The IntelliPower acquisition had an immaterial impact on reported net sales, net income and diluted earnings per share for the year ended December 31, 2020. Unaudited pro forma net sales, net income and diluted earnings per share for the years ended December 31, 2020 and 2019, respectively, would not have been materially different than the amounts reported.
In 2019, the Company spent $1,061.9 million in cash, net of cash acquired, to acquire Pacific Design Technologies, Inc. (“PDT”) in September 2019 and Gatan in October 2019. PDT designs and manufactures a complete range of custom-engineered, liquid cooling systems and components used in a broad set of current and next-generation commercial aerospace, defense and space platforms. Gatan is a leading manufacturer of instrumentation and software used to enhance and extend the operation and performance of electron microscopes.

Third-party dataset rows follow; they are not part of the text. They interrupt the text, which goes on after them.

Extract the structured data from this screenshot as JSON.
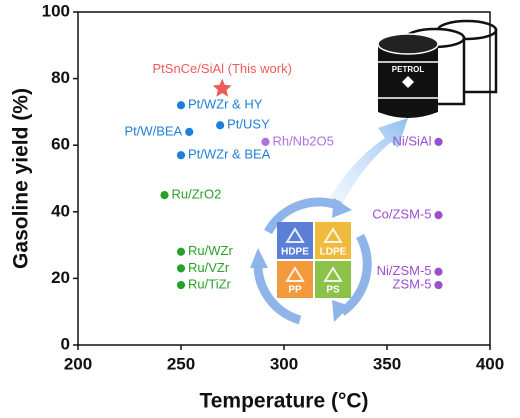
{
  "chart_data": {
    "type": "scatter",
    "x_label": "Temperature (°C)",
    "y_label": "Gasoline yield (%)",
    "xlim": [
      200,
      400
    ],
    "xticks": [
      200,
      250,
      300,
      350,
      400
    ],
    "ylim": [
      0,
      100
    ],
    "yticks": [
      0,
      20,
      40,
      60,
      80,
      100
    ],
    "series": [
      {
        "name": "PtSnCe/SiAl (This work)",
        "color": "#f05a5a",
        "marker": "star",
        "x": [
          270
        ],
        "values": [
          77
        ]
      },
      {
        "name": "Pt/WZr & HY",
        "color": "#1e7fd8",
        "marker": "circle",
        "x": [
          250
        ],
        "values": [
          72
        ]
      },
      {
        "name": "Pt/USY",
        "color": "#1e7fd8",
        "marker": "circle",
        "x": [
          269
        ],
        "values": [
          66
        ]
      },
      {
        "name": "Pt/W/BEA",
        "color": "#1e7fd8",
        "marker": "circle",
        "x": [
          254
        ],
        "values": [
          64
        ]
      },
      {
        "name": "Pt/WZr & BEA",
        "color": "#1e7fd8",
        "marker": "circle",
        "x": [
          250
        ],
        "values": [
          57
        ]
      },
      {
        "name": "Rh/Nb2O5",
        "color": "#b070e0",
        "marker": "circle",
        "x": [
          291
        ],
        "values": [
          61
        ]
      },
      {
        "name": "Ni/SiAl",
        "color": "#9a4fd0",
        "marker": "circle",
        "x": [
          375
        ],
        "values": [
          61
        ]
      },
      {
        "name": "Ru/ZrO2",
        "color": "#2aa02a",
        "marker": "circle",
        "x": [
          242
        ],
        "values": [
          45
        ]
      },
      {
        "name": "Co/ZSM-5",
        "color": "#9a4fd0",
        "marker": "circle",
        "x": [
          375
        ],
        "values": [
          39
        ]
      },
      {
        "name": "Ru/WZr",
        "color": "#2aa02a",
        "marker": "circle",
        "x": [
          250
        ],
        "values": [
          28
        ]
      },
      {
        "name": "Ru/VZr",
        "color": "#2aa02a",
        "marker": "circle",
        "x": [
          250
        ],
        "values": [
          23
        ]
      },
      {
        "name": "Ru/TiZr",
        "color": "#2aa02a",
        "marker": "circle",
        "x": [
          250
        ],
        "values": [
          18
        ]
      },
      {
        "name": "Ni/ZSM-5",
        "color": "#9a4fd0",
        "marker": "circle",
        "x": [
          375
        ],
        "values": [
          22
        ]
      },
      {
        "name": "ZSM-5",
        "color": "#9a4fd0",
        "marker": "circle",
        "x": [
          375
        ],
        "values": [
          18
        ]
      }
    ],
    "illustration": {
      "plastics": [
        "HDPE",
        "LDPE",
        "PP",
        "PS"
      ],
      "barrel_label": "PETROL"
    }
  }
}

PDT is part of EMG and Gatan is part of EIG.
In 2020, the Company finalized the measurements of certain tangible and intangible assets and liabilities for its 2019 acquisitions, which had no material impact to the consolidated statement of income. Total consideration paid for Gatan was $938.5 million and resulted in a purchase price allocation of $472.5 million of goodwill and other intangible assets of $418.0 million. The purchase price allocated to other intangible assets consists of indefinite-lived trade names of $57.7 million, $308.8 million of customer relationships, and $51.5 million of purchased technology. The Company expects $463 million of the goodwill recorded to be tax deductible in future years.

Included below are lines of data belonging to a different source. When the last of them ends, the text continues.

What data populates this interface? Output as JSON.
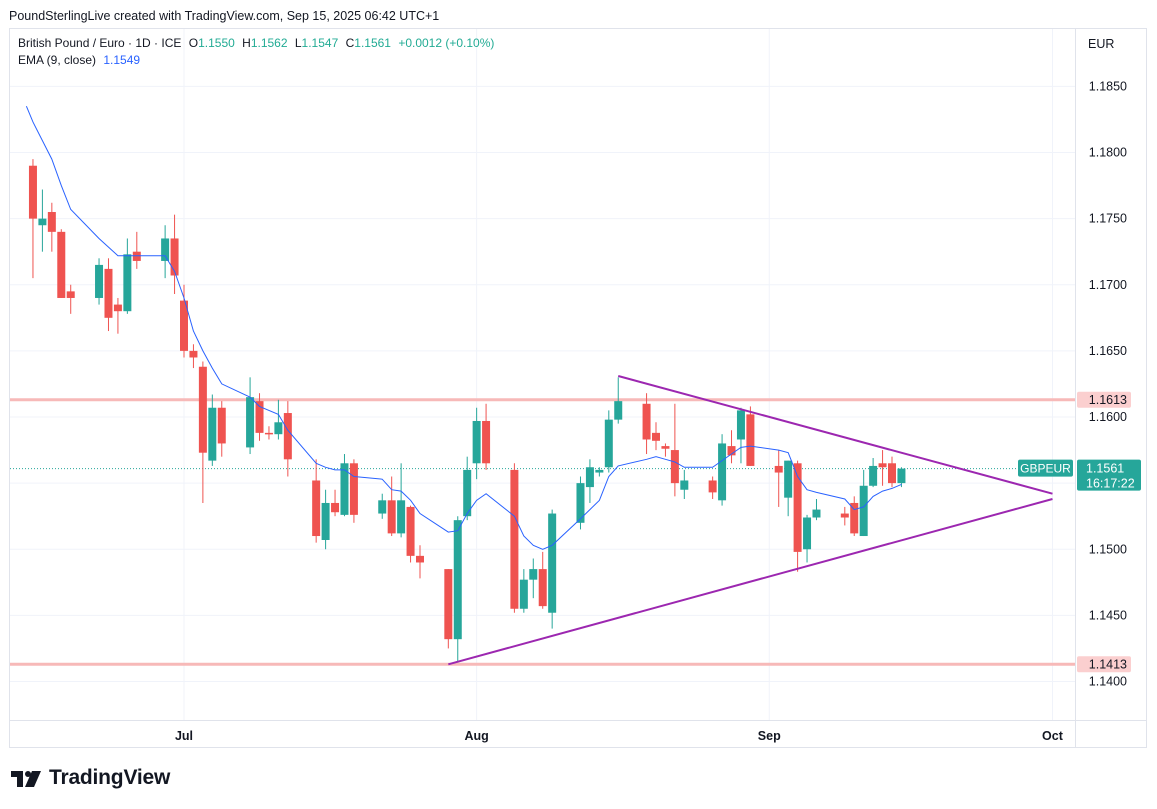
{
  "header": {
    "attribution": "PoundSterlingLive created with TradingView.com, Sep 15, 2025 06:42 UTC+1"
  },
  "legend": {
    "symbol": "British Pound / Euro · 1D · ICE",
    "o_label": "O",
    "o_value": "1.1550",
    "h_label": "H",
    "h_value": "1.1562",
    "l_label": "L",
    "l_value": "1.1547",
    "c_label": "C",
    "c_value": "1.1561",
    "change": "+0.0012 (+0.10%)",
    "ema_label": "EMA (9, close)",
    "ema_value": "1.1549"
  },
  "price_scale": {
    "currency": "EUR",
    "ticks": [
      "1.1850",
      "1.1800",
      "1.1750",
      "1.1700",
      "1.1650",
      "1.1600",
      "1.1500",
      "1.1450",
      "1.1400"
    ],
    "last_label": "GBPEUR",
    "last_price": "1.1561",
    "countdown": "16:17:22"
  },
  "time_scale": {
    "labels": [
      {
        "text": "Jul",
        "day": 0
      },
      {
        "text": "Aug",
        "day": 31
      },
      {
        "text": "Sep",
        "day": 62
      },
      {
        "text": "Oct",
        "day": 92
      }
    ]
  },
  "footer": {
    "brand": "TradingView"
  },
  "colors": {
    "up": "#26a69a",
    "down": "#ef5350",
    "ema": "#2962ff",
    "triangle": "#9c27b0",
    "hline": "#f7b9b8",
    "hline_label_bg": "#fbcfcf"
  },
  "chart_data": {
    "type": "candlestick",
    "x_unit": "days since Jul 1, 2025",
    "ylim": [
      1.1375,
      1.1875
    ],
    "grid": true,
    "candles": [
      {
        "d": -16,
        "o": 1.179,
        "h": 1.1795,
        "l": 1.1705,
        "c": 1.175
      },
      {
        "d": -15,
        "o": 1.1745,
        "h": 1.1772,
        "l": 1.1725,
        "c": 1.175
      },
      {
        "d": -14,
        "o": 1.1755,
        "h": 1.1762,
        "l": 1.1725,
        "c": 1.174
      },
      {
        "d": -13,
        "o": 1.174,
        "h": 1.1742,
        "l": 1.169,
        "c": 1.169
      },
      {
        "d": -12,
        "o": 1.1695,
        "h": 1.17,
        "l": 1.1678,
        "c": 1.169
      },
      {
        "d": -9,
        "o": 1.169,
        "h": 1.172,
        "l": 1.1685,
        "c": 1.1715
      },
      {
        "d": -8,
        "o": 1.1712,
        "h": 1.172,
        "l": 1.1665,
        "c": 1.1675
      },
      {
        "d": -7,
        "o": 1.1685,
        "h": 1.169,
        "l": 1.1663,
        "c": 1.168
      },
      {
        "d": -6,
        "o": 1.168,
        "h": 1.1735,
        "l": 1.1678,
        "c": 1.1723
      },
      {
        "d": -5,
        "o": 1.1725,
        "h": 1.174,
        "l": 1.1712,
        "c": 1.1718
      },
      {
        "d": -2,
        "o": 1.1718,
        "h": 1.1745,
        "l": 1.1705,
        "c": 1.1735
      },
      {
        "d": -1,
        "o": 1.1735,
        "h": 1.1753,
        "l": 1.1693,
        "c": 1.1707
      },
      {
        "d": 0,
        "o": 1.1688,
        "h": 1.17,
        "l": 1.1645,
        "c": 1.165
      },
      {
        "d": 1,
        "o": 1.165,
        "h": 1.1655,
        "l": 1.1637,
        "c": 1.1645
      },
      {
        "d": 2,
        "o": 1.1638,
        "h": 1.1642,
        "l": 1.1535,
        "c": 1.1573
      },
      {
        "d": 3,
        "o": 1.1567,
        "h": 1.1617,
        "l": 1.1563,
        "c": 1.1607
      },
      {
        "d": 4,
        "o": 1.1607,
        "h": 1.1612,
        "l": 1.157,
        "c": 1.158
      },
      {
        "d": 7,
        "o": 1.1577,
        "h": 1.163,
        "l": 1.1572,
        "c": 1.1615
      },
      {
        "d": 8,
        "o": 1.1612,
        "h": 1.1618,
        "l": 1.1582,
        "c": 1.1588
      },
      {
        "d": 9,
        "o": 1.1588,
        "h": 1.1593,
        "l": 1.1583,
        "c": 1.1587
      },
      {
        "d": 10,
        "o": 1.1587,
        "h": 1.1613,
        "l": 1.1583,
        "c": 1.1596
      },
      {
        "d": 11,
        "o": 1.1603,
        "h": 1.1612,
        "l": 1.1555,
        "c": 1.1568
      },
      {
        "d": 14,
        "o": 1.1552,
        "h": 1.1568,
        "l": 1.1505,
        "c": 1.151
      },
      {
        "d": 15,
        "o": 1.1507,
        "h": 1.1545,
        "l": 1.15,
        "c": 1.1535
      },
      {
        "d": 16,
        "o": 1.1535,
        "h": 1.1545,
        "l": 1.1525,
        "c": 1.1528
      },
      {
        "d": 17,
        "o": 1.1526,
        "h": 1.1572,
        "l": 1.1525,
        "c": 1.1565
      },
      {
        "d": 18,
        "o": 1.1565,
        "h": 1.1568,
        "l": 1.152,
        "c": 1.1526
      },
      {
        "d": 21,
        "o": 1.1527,
        "h": 1.1542,
        "l": 1.1523,
        "c": 1.1537
      },
      {
        "d": 22,
        "o": 1.1537,
        "h": 1.1555,
        "l": 1.151,
        "c": 1.1512
      },
      {
        "d": 23,
        "o": 1.1512,
        "h": 1.1565,
        "l": 1.1509,
        "c": 1.1537
      },
      {
        "d": 24,
        "o": 1.1532,
        "h": 1.1533,
        "l": 1.149,
        "c": 1.1495
      },
      {
        "d": 25,
        "o": 1.1495,
        "h": 1.1503,
        "l": 1.1478,
        "c": 1.149
      },
      {
        "d": 28,
        "o": 1.1485,
        "h": 1.1485,
        "l": 1.1425,
        "c": 1.1432
      },
      {
        "d": 29,
        "o": 1.1432,
        "h": 1.1525,
        "l": 1.1415,
        "c": 1.1522
      },
      {
        "d": 30,
        "o": 1.1525,
        "h": 1.157,
        "l": 1.1522,
        "c": 1.156
      },
      {
        "d": 31,
        "o": 1.1565,
        "h": 1.1607,
        "l": 1.1553,
        "c": 1.1597
      },
      {
        "d": 32,
        "o": 1.1597,
        "h": 1.161,
        "l": 1.156,
        "c": 1.1565
      },
      {
        "d": 35,
        "o": 1.156,
        "h": 1.1565,
        "l": 1.1452,
        "c": 1.1455
      },
      {
        "d": 36,
        "o": 1.1455,
        "h": 1.1485,
        "l": 1.1452,
        "c": 1.1477
      },
      {
        "d": 37,
        "o": 1.1477,
        "h": 1.1493,
        "l": 1.1463,
        "c": 1.1485
      },
      {
        "d": 38,
        "o": 1.1485,
        "h": 1.1498,
        "l": 1.1455,
        "c": 1.1457
      },
      {
        "d": 39,
        "o": 1.1452,
        "h": 1.153,
        "l": 1.144,
        "c": 1.1527
      },
      {
        "d": 42,
        "o": 1.152,
        "h": 1.1555,
        "l": 1.1515,
        "c": 1.155
      },
      {
        "d": 43,
        "o": 1.1547,
        "h": 1.1568,
        "l": 1.1535,
        "c": 1.1562
      },
      {
        "d": 44,
        "o": 1.1558,
        "h": 1.1562,
        "l": 1.1555,
        "c": 1.156
      },
      {
        "d": 45,
        "o": 1.1562,
        "h": 1.1605,
        "l": 1.1558,
        "c": 1.1598
      },
      {
        "d": 46,
        "o": 1.1598,
        "h": 1.163,
        "l": 1.1595,
        "c": 1.1612
      },
      {
        "d": 49,
        "o": 1.161,
        "h": 1.1618,
        "l": 1.1572,
        "c": 1.1583
      },
      {
        "d": 50,
        "o": 1.1588,
        "h": 1.1596,
        "l": 1.1575,
        "c": 1.1582
      },
      {
        "d": 51,
        "o": 1.1578,
        "h": 1.158,
        "l": 1.157,
        "c": 1.1576
      },
      {
        "d": 52,
        "o": 1.1575,
        "h": 1.161,
        "l": 1.154,
        "c": 1.155
      },
      {
        "d": 53,
        "o": 1.1545,
        "h": 1.156,
        "l": 1.1538,
        "c": 1.1552
      },
      {
        "d": 56,
        "o": 1.1552,
        "h": 1.1555,
        "l": 1.1538,
        "c": 1.1543
      },
      {
        "d": 57,
        "o": 1.1537,
        "h": 1.1587,
        "l": 1.1533,
        "c": 1.158
      },
      {
        "d": 58,
        "o": 1.1578,
        "h": 1.159,
        "l": 1.1565,
        "c": 1.1571
      },
      {
        "d": 59,
        "o": 1.1583,
        "h": 1.1607,
        "l": 1.1565,
        "c": 1.1605
      },
      {
        "d": 60,
        "o": 1.1602,
        "h": 1.1608,
        "l": 1.1563,
        "c": 1.1563
      },
      {
        "d": 63,
        "o": 1.1563,
        "h": 1.1575,
        "l": 1.1532,
        "c": 1.1558
      },
      {
        "d": 64,
        "o": 1.1539,
        "h": 1.1567,
        "l": 1.1525,
        "c": 1.1567
      },
      {
        "d": 65,
        "o": 1.1565,
        "h": 1.1567,
        "l": 1.1483,
        "c": 1.1498
      },
      {
        "d": 66,
        "o": 1.15,
        "h": 1.1526,
        "l": 1.149,
        "c": 1.1524
      },
      {
        "d": 67,
        "o": 1.1524,
        "h": 1.1538,
        "l": 1.1522,
        "c": 1.153
      },
      {
        "d": 70,
        "o": 1.1527,
        "h": 1.1532,
        "l": 1.1518,
        "c": 1.1524
      },
      {
        "d": 71,
        "o": 1.1535,
        "h": 1.154,
        "l": 1.151,
        "c": 1.1512
      },
      {
        "d": 72,
        "o": 1.151,
        "h": 1.156,
        "l": 1.151,
        "c": 1.1548
      },
      {
        "d": 73,
        "o": 1.1548,
        "h": 1.1569,
        "l": 1.1547,
        "c": 1.1563
      },
      {
        "d": 74,
        "o": 1.1565,
        "h": 1.1575,
        "l": 1.1548,
        "c": 1.1562
      },
      {
        "d": 75,
        "o": 1.1565,
        "h": 1.157,
        "l": 1.1547,
        "c": 1.155
      },
      {
        "d": 76,
        "o": 1.155,
        "h": 1.1562,
        "l": 1.1547,
        "c": 1.1561
      }
    ],
    "ema_9": [
      {
        "d": -16.7,
        "v": 1.1835
      },
      {
        "d": -16,
        "v": 1.1823
      },
      {
        "d": -14,
        "v": 1.1795
      },
      {
        "d": -13,
        "v": 1.1775
      },
      {
        "d": -12,
        "v": 1.1757
      },
      {
        "d": -9,
        "v": 1.1735
      },
      {
        "d": -7,
        "v": 1.1722
      },
      {
        "d": -6,
        "v": 1.1722
      },
      {
        "d": -5,
        "v": 1.1722
      },
      {
        "d": -2,
        "v": 1.1722
      },
      {
        "d": -1,
        "v": 1.171
      },
      {
        "d": 0,
        "v": 1.169
      },
      {
        "d": 1,
        "v": 1.1665
      },
      {
        "d": 2,
        "v": 1.165
      },
      {
        "d": 3,
        "v": 1.1637
      },
      {
        "d": 4,
        "v": 1.1625
      },
      {
        "d": 7,
        "v": 1.1615
      },
      {
        "d": 8,
        "v": 1.1608
      },
      {
        "d": 10,
        "v": 1.1602
      },
      {
        "d": 11,
        "v": 1.159
      },
      {
        "d": 14,
        "v": 1.1565
      },
      {
        "d": 15,
        "v": 1.1562
      },
      {
        "d": 16,
        "v": 1.156
      },
      {
        "d": 17,
        "v": 1.156
      },
      {
        "d": 18,
        "v": 1.1555
      },
      {
        "d": 21,
        "v": 1.1553
      },
      {
        "d": 22,
        "v": 1.1545
      },
      {
        "d": 23,
        "v": 1.1544
      },
      {
        "d": 24,
        "v": 1.1537
      },
      {
        "d": 25,
        "v": 1.1527
      },
      {
        "d": 28,
        "v": 1.1513
      },
      {
        "d": 29,
        "v": 1.1514
      },
      {
        "d": 30,
        "v": 1.1527
      },
      {
        "d": 31,
        "v": 1.1537
      },
      {
        "d": 32,
        "v": 1.1542
      },
      {
        "d": 35,
        "v": 1.1525
      },
      {
        "d": 36,
        "v": 1.151
      },
      {
        "d": 37,
        "v": 1.1503
      },
      {
        "d": 38,
        "v": 1.15
      },
      {
        "d": 39,
        "v": 1.1503
      },
      {
        "d": 42,
        "v": 1.1523
      },
      {
        "d": 43,
        "v": 1.153
      },
      {
        "d": 44,
        "v": 1.1537
      },
      {
        "d": 45,
        "v": 1.1555
      },
      {
        "d": 46,
        "v": 1.1563
      },
      {
        "d": 49,
        "v": 1.1568
      },
      {
        "d": 50,
        "v": 1.157
      },
      {
        "d": 51,
        "v": 1.1568
      },
      {
        "d": 52,
        "v": 1.1566
      },
      {
        "d": 53,
        "v": 1.1562
      },
      {
        "d": 56,
        "v": 1.1562
      },
      {
        "d": 57,
        "v": 1.1567
      },
      {
        "d": 58,
        "v": 1.1572
      },
      {
        "d": 59,
        "v": 1.1577
      },
      {
        "d": 60,
        "v": 1.1578
      },
      {
        "d": 63,
        "v": 1.1575
      },
      {
        "d": 64,
        "v": 1.1573
      },
      {
        "d": 65,
        "v": 1.1555
      },
      {
        "d": 66,
        "v": 1.1545
      },
      {
        "d": 67,
        "v": 1.1543
      },
      {
        "d": 70,
        "v": 1.1538
      },
      {
        "d": 71,
        "v": 1.153
      },
      {
        "d": 72,
        "v": 1.1532
      },
      {
        "d": 73,
        "v": 1.154
      },
      {
        "d": 74,
        "v": 1.1544
      },
      {
        "d": 75,
        "v": 1.1546
      },
      {
        "d": 76,
        "v": 1.1549
      }
    ],
    "horizontal_lines": [
      {
        "value": 1.1613,
        "label": "1.1613"
      },
      {
        "value": 1.1413,
        "label": "1.1413"
      }
    ],
    "triangle": {
      "upper": [
        {
          "d": 46,
          "v": 1.1631
        },
        {
          "d": 92,
          "v": 1.1542
        }
      ],
      "lower": [
        {
          "d": 28,
          "v": 1.1413
        },
        {
          "d": 92,
          "v": 1.1538
        }
      ]
    },
    "last_price": 1.1561
  }
}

In 2018, the Company spent $1,129.3 million in cash, net of cash acquired, to acquire FMH Aerospace (“FMH”) in January 2018, SoundCom Systems (“SoundCom”) in April 2018, Motec GmbH in June 2018, Forza Silicon Corporation (“Forza”), Telular Corporation in October 2018 and Spectro Scientific Corporation in November 2018. FMH is a provider of complex, highly-engineered solutions for the aerospace, defense and space industries. SoundCom provides design, integration, installation and support of clinical workflow and communication systems for healthcare facilities, educational institutions and corporations. SoundCom also serves as a value-added reseller for Rauland-Borg Corporation in the Midwest portion of the United States. Motec is a provider of integrated vision systems serving the high growth mobile machine vision market. Motec’s ruggedized vision products and integrated software solutions provide customers with improved operational efficiency and enhanced safety across a variety of critical mobile machine applications in transportation, agriculture, logistics and construction. Forza is a leader in the design and production of high-performance imaging sensors used in medical, defense and industrial applications. Telular is a provider of communication solutions for logistics management, tank monitoring and security applications. Spectro Scientific is a provider of machine condition monitoring solutions for critical assets in high-value industrial applications. FMH is part of EMG. SoundCom, Motec, Forza, Telular and Spectro Scientific are part of EIG.
Divestiture
The Company completed its sale of Reading Alloys to Kymera International in March 2020 for net cash proceeds of  $245.3 million. The transaction resulted in a pre-tax gain of $141.0 million, recorded in Other Income (expense) in the Consolidated Statement of Income, and income tax expense of $31.4 million in connection with the sale. Reading Alloys revenue and costs were reported within the EMG segment through the date of sale.